Peu importe à quel point le rôle des représentants de la loi devient lourd dans l’imaginaire culturel, peu importe à quel point elle est intégrée dans un système qui perpétue le racisme et la misogynie et la brutalité, personne ne veut voir Olivia Benson autrement que comme une héroïne. Nous avons besoin de croire que le système n’est pas totalement brisé. Nous devons croire que les flics ne sont pas totalement irrécupérables. Nous avons besoin de croire que certains flics peuvent être Bons parce qu’Olivia Benson est Bonne, même si la présenter comme l’exception à la règle qui perpétue la ligne de pensée #notallcops qui conduit certaines personnes à hocher la tête lorsque Fox News diabolise les manifestants en premier lieu.
La vérité est que, si vous êtes d’accord que le système est brisé et que de grands changements doivent être faits à tous les niveaux pour le réparer, vous ne pouvez pas choisir ce qui doit être changé. Peu importe à quel point vous aimez Olivia Benson, vous devez accepter le fait qu’elle joue un rôle majeur dans la perpétuation de l’idée que les flics sont intrinsèquement dignes de confiance et héroïques, et que de nombreux téléspectateurs sont incapables de faire la distinction entre le fantasme de la façon dont la justice devrait être rendue et la façon dont elle est réellement rendue.

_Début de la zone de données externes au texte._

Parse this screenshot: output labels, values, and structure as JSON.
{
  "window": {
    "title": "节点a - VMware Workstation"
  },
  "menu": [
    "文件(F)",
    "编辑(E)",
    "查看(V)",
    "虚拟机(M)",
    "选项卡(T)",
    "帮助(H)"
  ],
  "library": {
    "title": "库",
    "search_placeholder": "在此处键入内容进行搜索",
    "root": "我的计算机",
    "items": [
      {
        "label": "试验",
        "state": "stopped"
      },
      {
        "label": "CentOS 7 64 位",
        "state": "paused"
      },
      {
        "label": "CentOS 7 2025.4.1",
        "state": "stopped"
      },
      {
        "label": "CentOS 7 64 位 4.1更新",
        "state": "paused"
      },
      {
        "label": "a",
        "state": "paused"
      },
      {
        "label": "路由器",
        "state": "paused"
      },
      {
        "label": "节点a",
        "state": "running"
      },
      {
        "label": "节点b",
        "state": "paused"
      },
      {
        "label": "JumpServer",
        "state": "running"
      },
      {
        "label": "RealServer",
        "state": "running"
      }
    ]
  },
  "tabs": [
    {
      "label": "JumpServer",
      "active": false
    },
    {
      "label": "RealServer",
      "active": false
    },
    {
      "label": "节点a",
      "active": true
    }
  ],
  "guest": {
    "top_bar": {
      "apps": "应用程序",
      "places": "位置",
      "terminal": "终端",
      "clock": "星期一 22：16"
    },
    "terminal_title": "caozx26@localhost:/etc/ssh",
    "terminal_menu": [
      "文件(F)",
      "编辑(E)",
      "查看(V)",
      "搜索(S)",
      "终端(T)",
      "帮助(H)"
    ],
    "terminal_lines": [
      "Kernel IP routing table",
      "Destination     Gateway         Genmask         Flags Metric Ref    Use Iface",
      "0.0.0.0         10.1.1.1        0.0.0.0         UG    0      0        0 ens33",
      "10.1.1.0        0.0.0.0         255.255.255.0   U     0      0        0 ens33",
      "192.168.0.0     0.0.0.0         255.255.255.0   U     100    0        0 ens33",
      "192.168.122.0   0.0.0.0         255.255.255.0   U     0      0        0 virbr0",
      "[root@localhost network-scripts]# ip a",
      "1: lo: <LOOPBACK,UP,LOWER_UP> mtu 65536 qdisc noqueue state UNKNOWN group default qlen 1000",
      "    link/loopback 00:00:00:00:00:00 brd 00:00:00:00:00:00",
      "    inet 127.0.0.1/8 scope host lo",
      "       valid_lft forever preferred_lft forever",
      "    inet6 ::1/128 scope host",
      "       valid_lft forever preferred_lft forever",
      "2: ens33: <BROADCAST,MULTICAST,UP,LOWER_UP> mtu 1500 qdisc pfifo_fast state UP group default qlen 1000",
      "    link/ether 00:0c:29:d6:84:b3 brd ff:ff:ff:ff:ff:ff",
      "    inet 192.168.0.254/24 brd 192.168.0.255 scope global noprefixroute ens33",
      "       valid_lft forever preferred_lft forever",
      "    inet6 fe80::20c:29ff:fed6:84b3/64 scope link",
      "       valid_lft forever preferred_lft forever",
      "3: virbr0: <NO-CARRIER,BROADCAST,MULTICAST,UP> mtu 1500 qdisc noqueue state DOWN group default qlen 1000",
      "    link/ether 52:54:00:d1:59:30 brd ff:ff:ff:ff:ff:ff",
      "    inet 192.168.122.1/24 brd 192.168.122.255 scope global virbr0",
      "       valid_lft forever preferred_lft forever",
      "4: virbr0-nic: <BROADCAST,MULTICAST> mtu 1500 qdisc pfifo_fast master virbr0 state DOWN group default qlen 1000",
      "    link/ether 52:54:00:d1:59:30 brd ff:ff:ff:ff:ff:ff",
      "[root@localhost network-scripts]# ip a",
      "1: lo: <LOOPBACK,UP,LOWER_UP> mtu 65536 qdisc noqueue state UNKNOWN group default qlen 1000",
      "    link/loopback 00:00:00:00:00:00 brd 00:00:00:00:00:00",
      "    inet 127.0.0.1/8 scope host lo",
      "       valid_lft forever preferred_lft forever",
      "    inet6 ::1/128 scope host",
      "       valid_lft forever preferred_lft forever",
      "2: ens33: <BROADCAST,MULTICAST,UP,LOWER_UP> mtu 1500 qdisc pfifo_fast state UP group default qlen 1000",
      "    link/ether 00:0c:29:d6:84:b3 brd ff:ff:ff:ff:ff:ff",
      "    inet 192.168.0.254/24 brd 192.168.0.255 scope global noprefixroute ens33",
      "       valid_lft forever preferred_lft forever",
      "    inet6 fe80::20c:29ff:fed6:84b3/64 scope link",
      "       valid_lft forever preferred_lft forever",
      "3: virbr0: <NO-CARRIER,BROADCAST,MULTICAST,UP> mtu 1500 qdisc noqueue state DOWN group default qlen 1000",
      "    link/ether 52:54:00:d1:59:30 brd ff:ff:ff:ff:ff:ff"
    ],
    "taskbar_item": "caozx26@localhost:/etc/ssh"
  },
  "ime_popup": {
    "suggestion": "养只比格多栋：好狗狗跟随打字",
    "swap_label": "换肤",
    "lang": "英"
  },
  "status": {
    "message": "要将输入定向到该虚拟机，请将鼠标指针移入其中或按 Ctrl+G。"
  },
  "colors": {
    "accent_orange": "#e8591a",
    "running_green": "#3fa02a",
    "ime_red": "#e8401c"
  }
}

Si les flics sont annulés, cela signifie que tous les flics sont annulés, jusqu’à et y compris ceux qui sont forts et jolis et que nous aimons regarder briser les pédophiles dans les salles d’interrogatoire. La révolution ne peut pas être construite sur le dos des exceptions, et ceux qui perpétuent les systèmes toxiques ne peuvent pas être considérés comme immunisés contre la critique juste parce que nous les aimons. C’est l’équation la plus simple qui soit : si tous les flics sont des salauds, et qu’Olivia Benson est un flic, cela signifie qu’elle est – en quelque sorte – un salaud. (Mariska est cool, cependant.)